Gedenken an historischen Moment: Schipkau gedenkt dem Kriegsende vor 75 Jahren

Schipkau, den 07. 05. 2020

KLETTWITZ: 75 Jahre nach Ende des 2. Weltkrieges wird auch in den Ortsteilen der Gemeinde Schipkau derzeit an das damalige Geschehen erinnert. Stellvertretend für viele Erinnerungsstätten ehrte die Gemeinde die Kriegsgräberstätte auf dem Klettwitzer Friedhof mit einem Blumengebinde (im Bild). „75 Jahre nach Kriegsende werden nun auch die letzten Zeitzeugen rarer“, so Bürgermeister Klaus Prietzel, „doch man merkt allerorts, dass das Kriegsgeschehen noch immer die Menschen beschäftigt.“

Anfang April 1945 hatte die Rote Armee die Linie von Oder und Neiße erreicht und startete von hier aus die Schlacht um Berlin. Binnen weniger Tage stieß die 1. Ukrainische Front unter Marschall Konew von Forst und Muskau her in Richtung Spremberg vor. Ziel der Armee war es, rasch die Elbe zu erreichen und zugleich von südlicher Richtung her im Zuge der Reichsstraße 96 Berlin anzugreifen. Dabei kam man schneller voran als erwartet: Nach Kämpfen im Raum Spremberg wurde die Stadt am 20. April eingenommen, Senftenberg erreichte man am 21. April. Zeitzeugen berichteten, dass die Reste der Wehrmacht schneller nach Westen floh, als die Rote Armee folgen konnte.   

Am Abend des 21. April erreichte die Front das heutige Gemeindegebiet Schipkau, durch welche seinerzeit noch die Reichsstraße 96 im Abschnitt Senftenberg, Hörlitz, Klettwitz, Annahütte und weiter nach Finsterwalde verlief. Hier konnte erstmals auch die strategisch wichtige Reichsautobahn Berlin-Dresden besetzt – und damit endgültig für deutsche Transporte unterbrochen werden. Ein historisches Detail der letzten Kriegstage im Bereich der heutigen Autobahnanschlussstelle Klettwitz.

Die Gegend selbst war zuletzt scheinbar menschenleer und still. Am 18. April hatte die verbliebene Bevölkerung den Befehl zur Evakuierung Richtung Westen bekommen. Zuvor noch hatte man u. a. aus Alleebäumen Panzersperren errichtet und Brücken wie die über die Pößnitz nahe der heutigen ESSO-Tankstelle Klettwitz gesprengt. In einer beispiellosen und bis heute nicht ganz aufgeklärten Aktion evakuierte man das Lazarett im Bergmannskrankenhaus Klettwitz. Patienten wurden in herbeiorganisierte Waggons umgelagert – der Zug schaffte es noch bis Schleswig-Holstein und bewahrte damit die Menschen vor dem sicheren Tod. Zahlreiche Menschen, vor allem Frauen und Kinder, versteckten sich im Wald. Blanke Angst herrschte, und so zeugen noch heute die Urkundenbücher des Standesamtes von zahlreichen Selbsttötungen. Die Geschäfte standen offen und waren teils geplündert, Fabriken und Verkehr standen still. Am 21. April fielen dann Strom – und Wasserversorgung aus – die sprichwörtliche Stunde Null nahte.

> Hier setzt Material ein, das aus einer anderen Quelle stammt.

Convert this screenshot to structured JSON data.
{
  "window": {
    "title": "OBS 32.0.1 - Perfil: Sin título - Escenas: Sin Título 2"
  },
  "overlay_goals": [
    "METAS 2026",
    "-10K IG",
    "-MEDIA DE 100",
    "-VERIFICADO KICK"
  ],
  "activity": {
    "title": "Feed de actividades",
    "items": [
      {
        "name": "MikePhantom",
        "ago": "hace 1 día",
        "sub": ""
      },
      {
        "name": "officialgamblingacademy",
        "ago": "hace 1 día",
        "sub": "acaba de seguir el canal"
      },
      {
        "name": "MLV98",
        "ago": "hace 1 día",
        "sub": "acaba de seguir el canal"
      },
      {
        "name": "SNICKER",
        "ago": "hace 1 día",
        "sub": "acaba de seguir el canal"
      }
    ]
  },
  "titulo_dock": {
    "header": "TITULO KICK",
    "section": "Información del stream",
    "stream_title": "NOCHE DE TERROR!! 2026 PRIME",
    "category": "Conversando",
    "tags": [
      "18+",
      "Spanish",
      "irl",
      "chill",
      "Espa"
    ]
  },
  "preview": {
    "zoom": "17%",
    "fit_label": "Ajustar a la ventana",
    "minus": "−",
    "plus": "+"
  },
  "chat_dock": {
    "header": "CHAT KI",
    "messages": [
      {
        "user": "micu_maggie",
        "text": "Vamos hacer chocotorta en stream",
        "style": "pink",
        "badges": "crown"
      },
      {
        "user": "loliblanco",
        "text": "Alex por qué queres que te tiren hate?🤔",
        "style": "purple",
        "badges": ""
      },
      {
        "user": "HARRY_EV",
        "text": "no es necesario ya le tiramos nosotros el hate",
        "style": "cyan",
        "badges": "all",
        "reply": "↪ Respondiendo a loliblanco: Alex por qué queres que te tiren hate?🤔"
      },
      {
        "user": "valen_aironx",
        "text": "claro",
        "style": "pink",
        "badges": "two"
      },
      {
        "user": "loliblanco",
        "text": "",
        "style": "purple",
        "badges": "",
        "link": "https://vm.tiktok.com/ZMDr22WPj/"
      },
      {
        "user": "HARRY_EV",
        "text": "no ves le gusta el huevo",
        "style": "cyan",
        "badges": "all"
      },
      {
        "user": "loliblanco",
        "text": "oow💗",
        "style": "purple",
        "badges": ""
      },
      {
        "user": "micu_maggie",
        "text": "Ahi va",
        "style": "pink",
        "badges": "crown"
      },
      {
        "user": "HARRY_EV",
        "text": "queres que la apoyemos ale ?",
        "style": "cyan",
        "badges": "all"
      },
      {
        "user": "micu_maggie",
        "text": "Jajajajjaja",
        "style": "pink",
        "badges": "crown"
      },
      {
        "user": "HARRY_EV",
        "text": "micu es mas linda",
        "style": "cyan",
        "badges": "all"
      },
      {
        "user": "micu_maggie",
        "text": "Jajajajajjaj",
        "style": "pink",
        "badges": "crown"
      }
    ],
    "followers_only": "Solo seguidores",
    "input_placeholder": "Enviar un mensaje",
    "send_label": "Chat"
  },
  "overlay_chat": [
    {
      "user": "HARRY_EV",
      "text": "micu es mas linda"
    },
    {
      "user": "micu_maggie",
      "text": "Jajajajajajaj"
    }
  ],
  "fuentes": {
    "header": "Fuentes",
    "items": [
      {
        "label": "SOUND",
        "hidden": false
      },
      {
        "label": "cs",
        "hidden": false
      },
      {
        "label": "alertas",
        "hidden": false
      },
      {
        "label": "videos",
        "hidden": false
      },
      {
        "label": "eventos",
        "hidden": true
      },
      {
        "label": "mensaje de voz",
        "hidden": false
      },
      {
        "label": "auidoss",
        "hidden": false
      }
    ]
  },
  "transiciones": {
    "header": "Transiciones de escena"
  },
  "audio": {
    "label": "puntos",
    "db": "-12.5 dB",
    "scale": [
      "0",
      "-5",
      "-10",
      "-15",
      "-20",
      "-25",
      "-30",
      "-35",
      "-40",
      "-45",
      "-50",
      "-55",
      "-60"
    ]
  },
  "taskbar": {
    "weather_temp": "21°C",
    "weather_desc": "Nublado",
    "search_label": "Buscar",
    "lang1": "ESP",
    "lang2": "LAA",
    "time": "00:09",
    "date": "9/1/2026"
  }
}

Die Front überrollte die Region. Schon wenige Tage später stießen die Alliierten an der Elbe bei Torgau aufeinander und besiegelten die Entwicklung. Nach dem schrecklichen Geschehen bei Halbe und im Häuserkampf in Berlin endete der 2. Weltkrieg mit der Kapitulation Deutschlands Anfang Mai. „Das Kriegsende war dabei nicht das Ende, sondern der Anfang der Nachkriegszeit mit Kaltem Krieg, deutscher Teilung und schwierigem Wiederaufbau“, so der Bürgermeister, „und deren Folgen erleben wir letztlich bis heute darin, dass Ost und West nach der Wiedervereinigung zusammenfinden.“

All dies nahm im Jahre 1933 und davor seinen Anfang, und so mahnen die Kriegstoten noch heute daran, dass eine nationalistische und Menschen verachtende Politik der falsche Weg ist, der in den Abgrund führt. Dies umso mehr in diesen Tagen, wo vielerorts wieder populistische und nationalistische Strömungen an Zulauf gewinnen.